The White House developed the Executive Order under the Defense Production Act, which enables the federal government to regulate industries related to national security to compel companies to tell the federal government about potential national security risks related to their AI work.

 

The order will:

  • Require that developers of the most powerful AI systems share their safety test results and other critical information with the US government.
  • Develop standards, tools, and tests to help ensure that AI systems are safe, secure, and trustworthy.
  • Protect Americans from AI-enabled fraud and deception by establishing standards and best practices for detecting AI-generated content and authenticating official content.
  • Establish an advanced cybersecurity program to develop AI tools to find and fix vulnerabilities in critical software.
  • Protect Americans' privacy by prioritizing federal support for accelerating the development and use of privacy-preserving techniques.
  • Provide clear guidance to landlords, Federal benefits programs, and federal contractors to keep AI algorithms from being used to exacerbate discrimination.
  • Advance the responsible use of AI in healthcare and the development of affordable and life-saving drugs.

 

The order also requires an accelerated hiring of AI professionals as part of a government-wide AI talent surge led by the Office of Personnel Management, US Digital Service, US Digital Corps, and Presidential Innovation Fellowship. Agencies will provide AI training for employees at all levels in relevant fields.

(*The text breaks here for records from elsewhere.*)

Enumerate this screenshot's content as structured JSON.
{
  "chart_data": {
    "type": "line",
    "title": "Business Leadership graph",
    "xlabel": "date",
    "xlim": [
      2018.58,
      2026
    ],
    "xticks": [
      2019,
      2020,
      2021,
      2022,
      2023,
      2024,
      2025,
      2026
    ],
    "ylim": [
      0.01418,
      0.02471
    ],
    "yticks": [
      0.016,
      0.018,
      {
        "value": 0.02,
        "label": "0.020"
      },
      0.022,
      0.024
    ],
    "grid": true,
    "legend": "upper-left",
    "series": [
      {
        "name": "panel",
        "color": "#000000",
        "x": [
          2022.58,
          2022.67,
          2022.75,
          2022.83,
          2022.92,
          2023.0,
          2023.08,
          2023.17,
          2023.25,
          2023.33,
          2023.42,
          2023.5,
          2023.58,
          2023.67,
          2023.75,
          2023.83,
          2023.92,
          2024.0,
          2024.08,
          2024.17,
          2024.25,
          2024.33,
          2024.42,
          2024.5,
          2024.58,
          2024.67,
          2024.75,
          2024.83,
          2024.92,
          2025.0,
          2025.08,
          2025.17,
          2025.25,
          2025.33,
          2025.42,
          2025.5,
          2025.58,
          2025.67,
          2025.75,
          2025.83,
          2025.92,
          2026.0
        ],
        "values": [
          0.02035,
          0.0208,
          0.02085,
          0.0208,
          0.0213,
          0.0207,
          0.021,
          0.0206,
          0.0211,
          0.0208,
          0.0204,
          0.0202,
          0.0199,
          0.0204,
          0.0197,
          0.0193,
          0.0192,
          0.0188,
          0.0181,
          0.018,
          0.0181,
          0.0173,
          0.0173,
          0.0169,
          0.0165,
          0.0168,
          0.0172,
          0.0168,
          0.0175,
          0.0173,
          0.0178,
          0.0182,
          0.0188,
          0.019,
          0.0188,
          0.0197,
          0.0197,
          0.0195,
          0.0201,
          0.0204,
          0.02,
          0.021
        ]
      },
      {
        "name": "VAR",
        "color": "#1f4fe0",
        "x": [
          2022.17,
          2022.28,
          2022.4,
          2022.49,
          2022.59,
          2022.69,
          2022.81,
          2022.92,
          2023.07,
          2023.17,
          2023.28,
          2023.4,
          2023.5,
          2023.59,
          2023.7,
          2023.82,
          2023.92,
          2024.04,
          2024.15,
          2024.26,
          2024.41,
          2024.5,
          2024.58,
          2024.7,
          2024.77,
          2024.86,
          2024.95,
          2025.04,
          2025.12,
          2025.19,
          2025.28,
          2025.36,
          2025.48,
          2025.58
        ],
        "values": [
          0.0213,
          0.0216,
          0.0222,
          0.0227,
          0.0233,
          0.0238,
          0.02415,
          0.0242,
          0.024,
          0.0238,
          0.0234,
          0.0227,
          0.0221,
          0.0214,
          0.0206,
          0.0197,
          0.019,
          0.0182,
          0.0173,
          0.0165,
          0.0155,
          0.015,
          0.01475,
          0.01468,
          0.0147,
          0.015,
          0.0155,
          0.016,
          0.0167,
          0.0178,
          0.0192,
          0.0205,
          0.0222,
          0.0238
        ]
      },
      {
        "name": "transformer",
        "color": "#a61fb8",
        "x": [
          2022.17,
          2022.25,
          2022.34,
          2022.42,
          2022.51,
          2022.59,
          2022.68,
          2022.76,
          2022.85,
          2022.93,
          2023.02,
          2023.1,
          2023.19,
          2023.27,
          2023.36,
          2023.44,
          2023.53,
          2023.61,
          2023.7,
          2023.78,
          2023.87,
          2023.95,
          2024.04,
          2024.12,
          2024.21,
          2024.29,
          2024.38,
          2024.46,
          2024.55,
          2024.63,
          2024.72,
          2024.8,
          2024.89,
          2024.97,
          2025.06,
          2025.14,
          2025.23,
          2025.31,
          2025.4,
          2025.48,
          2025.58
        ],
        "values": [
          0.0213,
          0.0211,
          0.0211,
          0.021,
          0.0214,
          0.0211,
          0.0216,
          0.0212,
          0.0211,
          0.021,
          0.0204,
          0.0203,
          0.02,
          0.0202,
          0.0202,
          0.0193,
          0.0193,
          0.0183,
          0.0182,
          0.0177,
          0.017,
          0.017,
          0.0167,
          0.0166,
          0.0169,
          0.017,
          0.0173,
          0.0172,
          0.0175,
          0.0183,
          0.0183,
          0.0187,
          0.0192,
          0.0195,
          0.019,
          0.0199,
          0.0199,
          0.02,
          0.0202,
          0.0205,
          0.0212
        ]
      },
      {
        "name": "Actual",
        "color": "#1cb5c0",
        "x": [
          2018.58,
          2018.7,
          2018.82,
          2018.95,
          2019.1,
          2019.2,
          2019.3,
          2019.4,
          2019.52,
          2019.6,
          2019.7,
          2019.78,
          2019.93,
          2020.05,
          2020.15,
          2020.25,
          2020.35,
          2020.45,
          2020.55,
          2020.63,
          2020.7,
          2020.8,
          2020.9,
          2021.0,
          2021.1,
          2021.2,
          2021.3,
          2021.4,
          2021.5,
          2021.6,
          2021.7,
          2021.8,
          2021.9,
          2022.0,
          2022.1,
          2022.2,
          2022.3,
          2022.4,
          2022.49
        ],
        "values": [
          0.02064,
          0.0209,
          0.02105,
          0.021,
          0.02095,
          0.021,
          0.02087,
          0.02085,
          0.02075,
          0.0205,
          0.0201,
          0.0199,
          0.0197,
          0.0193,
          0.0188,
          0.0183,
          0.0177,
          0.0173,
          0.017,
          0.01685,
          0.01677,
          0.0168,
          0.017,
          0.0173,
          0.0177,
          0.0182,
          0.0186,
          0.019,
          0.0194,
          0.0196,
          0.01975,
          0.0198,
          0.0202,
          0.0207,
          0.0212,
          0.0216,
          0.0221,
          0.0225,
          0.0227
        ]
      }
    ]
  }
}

Daniels noted this requirement is extremely important, as the US is in a race to become the world leader in AI development, and the key to winning that contest is having the best and the brightest personnel.

 

In the end, deciding whether the AI Executive Order will succeed in its goals will take some time, but if the astonishing pace of technologies like ChatGPT continue, we may find out sooner rather than later if President Biden's attempt to control development is successful.